How deduction of the entitlement is calculated

  • Annual holidays entitlements will continue to be calculated, taken, paid and held in weeks or portions of weeks only.

  • There will be a definition of how to determine what a week is for annual holidays entitlements for employees that work variable hours. Where hours are not specified in an employment agreement or roster, a week will be determined based on the average hours worked over the last 13 weeks. This is a complex calculation that will require a detailed review of 13 weeks of timesheets.

  • Detailed formula will be introduced for determining an Otherwise Working Day. 

  • Days of FBAPS leave can be deducted in days or part-days (sick and family violence leave can be taken in units of less than a day, at a minimum of a ¼ of a day).


Taking annual holidays in advance

  • Employees will be able to take annual holidays in advance on a pro-rata basis. This is currently common practice, but there is no specific provision in the Holidays Act for leave in advance so it is at the discretion of the employer.


Eligibility for FBAPS

  • Eligible employees will be entitled to bereavement leave and family violence leave from their first day of employment.

  • Eligible employees will be able to take one day’s sick leave from their first day of employment, with an additional day given per month until the minimum entitlement is reached.

  • Bereavement leave will be extended to cover a wider range of family members, including cultural family groups and more modern family structures.


Pay-as-you-go (PAYG)

  • There will be clearer guidelines about which employees are entitled to receive Holiday Pay-as-you-go, including a definition of what ‘intermittent or irregular’ means. 

  • Employers will be required to review PAYG employees every 13 weeks to check their eligibility for PAYG. 

  • Employers will no longer be able to pay PAYG for employees on fixed term contracts of less than 12 months.


Other notable changes

  • The current parental leave ‘override’ will be removed to address discrimination against parents who take time off to care for their young children. Removing this provision will mean that employees returning to work following parental leave will be paid at their full rate for annual holidays.

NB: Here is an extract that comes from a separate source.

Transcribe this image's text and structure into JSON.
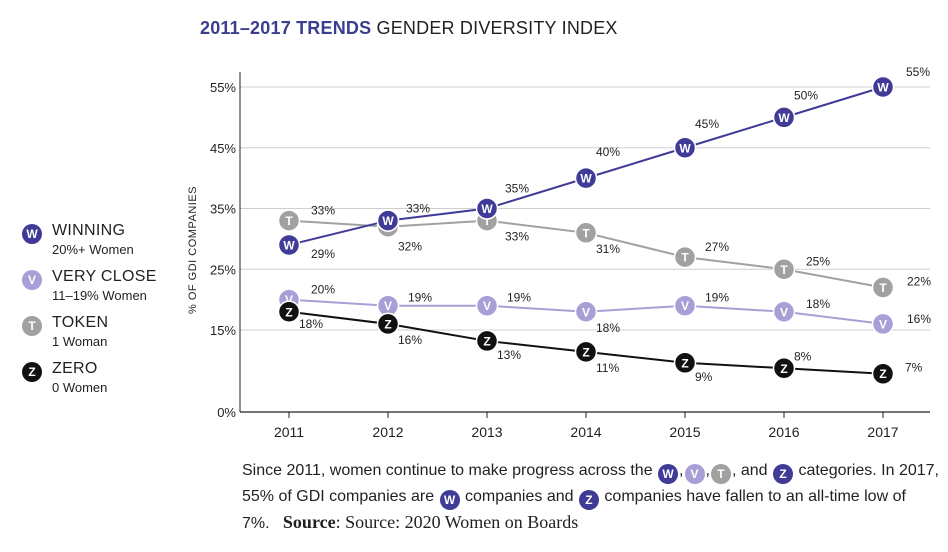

  • Payslips will be required, with a significant amount of detail, so employees know what their used and remaining leave entitlements are, and how these were calculated.

The recommendations from the Taskforce are fairly high level at this stage and a lot of the detail is still to be determined during the process of writing the new legislation. As a result, we don’t yet have a full picture of all the changes.


What are the next steps?

Work has now begun on further detailed policy design. Legislation to implement the changes is expected to be introduced in early 2022 and will go through the full parliamentary process, which can take some time. 

The Minister has promised that after the legislation is enacted businesses and employers will be given plenty of time and guidance to prepare for the changes.


When will the Holidays Act change?

The actual time frame is still unclear, but it’s likely to be at least 2-3 years before we have a new Holidays Act.

Until then employers need to continue to pay employees’ their entitlements under the current Holidays Act. The Labour Inspectorate has confirmed it is continuing its programme of audits and investigations.


How will the changes be implemented in PayHero?

We’re keeping a close eye on developments and assessing what changes will be required to PayHero. All NZ payroll systems will need to make some changes. Some payroll systems (like PayHero) will only require minimal changes and others will need a complete overhaul.  

PayHero has a big headstart over many other payroll systems as it already stores annual leave balances in weeks and gives you the ability to record timesheets to keep track of changing employee work patterns. We also have a review period built in to PayHero, so it will be easy to implement the new 13 week review period for annual holidays entitlements and Average Daily Pay.

As and when the Act does change, PayHero will be automatically updated behind the scenes to ensure that our customers stay compliant without having to do any additional work.